Se estaba acumulando un dedo de ceniza en la punta del Cleopatra de Jalifa. Ni se había fijado en ello. No sabía de dónde venía, pero volvía a notar el cosquilleo en la espalda.

—Existen distintas vías para racionalizar la citada pauta —prosiguió Ornar—. Cabe la posibilidad de que se trate de una coincidencia. O bien que, por razones que solo él sabe, alguien ha orquestado una campaña de envenenamiento de pozos empezando por los que se encuentran más alejados. Aunque para mí, la explicación clara, la única real, es que los pozos no se están envenenando desde la superficie sino desde abajo. Y lo que provoca el envenenamiento entra, de la forma que sea, al acuífero aquí. —Golpeó con los nudillos el centro del mapa, en las curvas de nivel del Gebel el-Shalul—. Y se filtra hacia el exterior y hacia abajo siguiendo las fallas hidroconductoras.

La ceniza del extremo del cigarrillo de Jalifa saltó y se esparció por el mapa. Él mismo la quitó. El cosquilleo se hacía más intenso. Mucho más intenso.

—Y todo eso nos lleva directamente al análisis del agua —dijo Ornar, cogiendo el informe que Jalifa había dejado en otra mesa—. He tardado un poco, he tenido que pedir algún favor, pero he conseguido muestras de los siete pozos. Ayer me llegaron los resultados. Como imaginaba, los siete pozos fueron envenenados por el mismo producto, con ligeras variaciones en cuanto a concentraciones específicas. La sorpresa fue el material con el que se llevó a cabo el envenenamiento.

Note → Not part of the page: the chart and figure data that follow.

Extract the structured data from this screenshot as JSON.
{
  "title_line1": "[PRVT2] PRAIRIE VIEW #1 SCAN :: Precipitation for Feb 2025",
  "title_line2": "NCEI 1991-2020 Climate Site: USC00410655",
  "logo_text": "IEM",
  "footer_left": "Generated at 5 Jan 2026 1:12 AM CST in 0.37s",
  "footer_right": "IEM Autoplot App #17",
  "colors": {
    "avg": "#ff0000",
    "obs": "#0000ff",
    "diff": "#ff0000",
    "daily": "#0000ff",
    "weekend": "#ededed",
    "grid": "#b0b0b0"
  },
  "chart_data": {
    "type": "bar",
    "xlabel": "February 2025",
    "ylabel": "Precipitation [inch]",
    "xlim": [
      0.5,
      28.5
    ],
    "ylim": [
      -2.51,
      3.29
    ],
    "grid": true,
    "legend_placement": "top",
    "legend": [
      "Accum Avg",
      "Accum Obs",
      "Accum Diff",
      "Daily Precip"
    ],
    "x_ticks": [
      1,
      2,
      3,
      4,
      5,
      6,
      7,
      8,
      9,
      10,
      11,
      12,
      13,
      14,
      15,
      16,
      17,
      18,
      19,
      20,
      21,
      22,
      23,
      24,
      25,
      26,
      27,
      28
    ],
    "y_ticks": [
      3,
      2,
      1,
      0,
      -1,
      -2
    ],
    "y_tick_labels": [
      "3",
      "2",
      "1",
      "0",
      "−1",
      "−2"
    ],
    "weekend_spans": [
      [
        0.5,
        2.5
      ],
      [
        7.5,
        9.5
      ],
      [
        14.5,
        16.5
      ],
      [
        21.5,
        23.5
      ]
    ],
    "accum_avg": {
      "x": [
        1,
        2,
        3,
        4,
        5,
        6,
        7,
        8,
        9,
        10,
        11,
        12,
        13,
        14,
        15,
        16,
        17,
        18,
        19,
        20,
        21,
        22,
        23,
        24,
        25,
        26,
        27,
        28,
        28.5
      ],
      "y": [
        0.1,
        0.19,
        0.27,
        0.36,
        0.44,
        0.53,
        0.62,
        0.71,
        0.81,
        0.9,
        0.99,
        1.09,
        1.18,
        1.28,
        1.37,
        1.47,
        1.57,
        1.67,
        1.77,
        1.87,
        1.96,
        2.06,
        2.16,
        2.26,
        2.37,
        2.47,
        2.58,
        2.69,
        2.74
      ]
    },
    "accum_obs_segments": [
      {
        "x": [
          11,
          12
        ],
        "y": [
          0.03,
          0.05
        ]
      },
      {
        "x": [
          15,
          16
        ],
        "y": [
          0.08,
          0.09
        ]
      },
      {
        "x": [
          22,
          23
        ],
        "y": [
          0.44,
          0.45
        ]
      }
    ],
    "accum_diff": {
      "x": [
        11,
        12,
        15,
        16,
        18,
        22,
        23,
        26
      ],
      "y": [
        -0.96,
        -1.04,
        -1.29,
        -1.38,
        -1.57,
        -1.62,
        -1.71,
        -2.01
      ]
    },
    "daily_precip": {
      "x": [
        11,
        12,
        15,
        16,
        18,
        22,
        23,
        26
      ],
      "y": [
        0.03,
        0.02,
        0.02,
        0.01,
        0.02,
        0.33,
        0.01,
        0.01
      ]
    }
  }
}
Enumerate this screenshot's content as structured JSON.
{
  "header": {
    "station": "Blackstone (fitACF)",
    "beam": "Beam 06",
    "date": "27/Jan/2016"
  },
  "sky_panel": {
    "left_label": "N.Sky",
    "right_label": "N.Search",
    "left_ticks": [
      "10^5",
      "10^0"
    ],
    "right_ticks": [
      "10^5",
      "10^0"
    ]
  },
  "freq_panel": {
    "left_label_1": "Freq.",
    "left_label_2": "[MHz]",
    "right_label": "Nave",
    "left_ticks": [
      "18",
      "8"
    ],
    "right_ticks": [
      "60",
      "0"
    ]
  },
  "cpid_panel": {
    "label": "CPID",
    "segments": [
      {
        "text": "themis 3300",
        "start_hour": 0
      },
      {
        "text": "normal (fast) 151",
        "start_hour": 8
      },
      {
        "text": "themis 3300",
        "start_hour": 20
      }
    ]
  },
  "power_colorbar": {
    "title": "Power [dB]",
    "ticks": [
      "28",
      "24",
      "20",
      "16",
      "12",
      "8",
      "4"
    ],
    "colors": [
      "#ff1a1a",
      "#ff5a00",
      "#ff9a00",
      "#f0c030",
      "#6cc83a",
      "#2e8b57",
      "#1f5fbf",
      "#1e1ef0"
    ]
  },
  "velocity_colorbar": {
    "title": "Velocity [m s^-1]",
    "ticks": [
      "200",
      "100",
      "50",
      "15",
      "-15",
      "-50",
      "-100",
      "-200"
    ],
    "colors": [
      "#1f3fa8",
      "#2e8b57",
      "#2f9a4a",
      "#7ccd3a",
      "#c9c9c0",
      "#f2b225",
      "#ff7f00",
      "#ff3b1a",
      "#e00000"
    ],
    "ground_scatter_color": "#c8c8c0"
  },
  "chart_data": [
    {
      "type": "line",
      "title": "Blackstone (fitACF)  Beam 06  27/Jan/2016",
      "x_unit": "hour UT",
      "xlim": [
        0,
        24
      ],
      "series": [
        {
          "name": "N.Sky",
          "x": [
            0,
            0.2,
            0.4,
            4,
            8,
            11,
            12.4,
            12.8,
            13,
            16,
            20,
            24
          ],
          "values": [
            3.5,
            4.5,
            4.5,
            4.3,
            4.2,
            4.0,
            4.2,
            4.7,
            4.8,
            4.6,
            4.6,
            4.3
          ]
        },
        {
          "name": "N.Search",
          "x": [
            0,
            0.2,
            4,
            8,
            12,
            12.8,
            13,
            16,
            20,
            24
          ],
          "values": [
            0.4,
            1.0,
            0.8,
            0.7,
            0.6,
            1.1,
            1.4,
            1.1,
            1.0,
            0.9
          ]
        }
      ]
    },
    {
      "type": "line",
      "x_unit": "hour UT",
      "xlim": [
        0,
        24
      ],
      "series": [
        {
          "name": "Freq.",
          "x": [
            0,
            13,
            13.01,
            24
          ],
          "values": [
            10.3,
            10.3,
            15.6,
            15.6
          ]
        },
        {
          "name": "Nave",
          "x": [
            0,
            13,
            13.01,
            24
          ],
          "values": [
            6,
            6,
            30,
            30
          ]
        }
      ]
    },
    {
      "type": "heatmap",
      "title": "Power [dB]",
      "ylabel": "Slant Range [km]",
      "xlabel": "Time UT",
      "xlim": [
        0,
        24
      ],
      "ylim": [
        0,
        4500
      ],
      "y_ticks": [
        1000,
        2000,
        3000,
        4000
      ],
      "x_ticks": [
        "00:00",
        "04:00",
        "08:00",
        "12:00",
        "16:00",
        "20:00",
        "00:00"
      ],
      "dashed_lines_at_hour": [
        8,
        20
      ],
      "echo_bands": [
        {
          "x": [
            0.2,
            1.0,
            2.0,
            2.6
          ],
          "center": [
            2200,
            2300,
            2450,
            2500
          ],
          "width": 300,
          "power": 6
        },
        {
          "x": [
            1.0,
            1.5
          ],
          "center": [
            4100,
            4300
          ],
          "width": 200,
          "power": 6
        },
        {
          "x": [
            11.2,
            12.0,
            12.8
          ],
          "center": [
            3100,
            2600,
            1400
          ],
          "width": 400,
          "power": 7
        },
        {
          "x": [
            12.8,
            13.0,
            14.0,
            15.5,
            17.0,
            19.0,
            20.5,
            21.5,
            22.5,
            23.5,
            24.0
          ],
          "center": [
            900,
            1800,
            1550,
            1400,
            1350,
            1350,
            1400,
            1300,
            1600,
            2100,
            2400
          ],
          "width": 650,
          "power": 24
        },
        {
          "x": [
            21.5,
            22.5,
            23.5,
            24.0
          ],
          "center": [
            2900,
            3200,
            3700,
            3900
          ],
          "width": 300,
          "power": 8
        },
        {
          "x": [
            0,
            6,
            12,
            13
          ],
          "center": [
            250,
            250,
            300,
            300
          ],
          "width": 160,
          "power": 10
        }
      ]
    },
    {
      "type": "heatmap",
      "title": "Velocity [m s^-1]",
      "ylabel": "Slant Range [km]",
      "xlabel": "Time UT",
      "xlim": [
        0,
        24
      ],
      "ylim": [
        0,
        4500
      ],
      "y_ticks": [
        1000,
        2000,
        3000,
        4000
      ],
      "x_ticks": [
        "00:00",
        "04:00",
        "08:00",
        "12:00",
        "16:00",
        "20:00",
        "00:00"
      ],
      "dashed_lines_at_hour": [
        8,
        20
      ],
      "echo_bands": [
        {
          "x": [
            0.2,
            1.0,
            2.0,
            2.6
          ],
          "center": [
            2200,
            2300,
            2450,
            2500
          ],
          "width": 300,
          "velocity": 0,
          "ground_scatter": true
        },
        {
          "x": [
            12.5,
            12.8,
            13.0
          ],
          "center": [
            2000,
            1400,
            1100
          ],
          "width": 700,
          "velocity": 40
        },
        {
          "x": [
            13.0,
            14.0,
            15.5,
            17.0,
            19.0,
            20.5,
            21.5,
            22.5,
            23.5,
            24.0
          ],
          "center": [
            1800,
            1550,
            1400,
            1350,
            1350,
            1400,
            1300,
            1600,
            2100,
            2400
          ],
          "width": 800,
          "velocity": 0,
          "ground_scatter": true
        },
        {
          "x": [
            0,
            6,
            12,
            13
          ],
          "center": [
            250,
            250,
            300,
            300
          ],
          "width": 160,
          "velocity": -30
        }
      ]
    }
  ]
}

Abrió el informe, lo hojeó y continuó:

—Niveles de trazas de mercurio. Altos niveles de selenio, fluoruro y cloruro. Niveles fuera de escala de… —Echó una mirada a Jalifa—… arsénico.

Jalifa se quedó boquiabierto.

—¿Alguien arroja arsénico al agua?

—Eso parece. Aunque lo interesante no es tanto el propio arsénico como descubrirlo en combinación con esos otros elementos. Es algo que se aleja un poco de mi campo, pero he hablado con algunos conocidos y parece que se ha llegado al consenso de que nos encontramos ante una precipitación de efluentes gaseosos de un tostado de azufre.

El rostro de Jalifa pasó de la boca abierta como un buzón a unos ojos como platos.

—¿Qué demonios significa eso?

—Yo he tenido que preguntar lo mismo —respondió Ornar, riendo—. Por lo visto es una fase del proceso de separar el mineral de la roca. Se utiliza en distintas formas de extracción de metales: cobre, zinc, plomo. En este caso, sin embargo, los elevados niveles de arsénico apuntan más hacia los restos de…

—La minería de oro —acabó la frase Jalifa.

El hormigueo había desaparecido. En su lugar, unos intensos pinchazos en la boca del estómago. Miró fijamente el mapa, las tierras altas del desierto central y luego aplastó el Cleopatra en el cenicero que sujetaba el extremo sudeste del mapa.

—¿Me disculpas un momento, Ornar? —dijo—. Tengo que hacer un par de llamadas urgentes.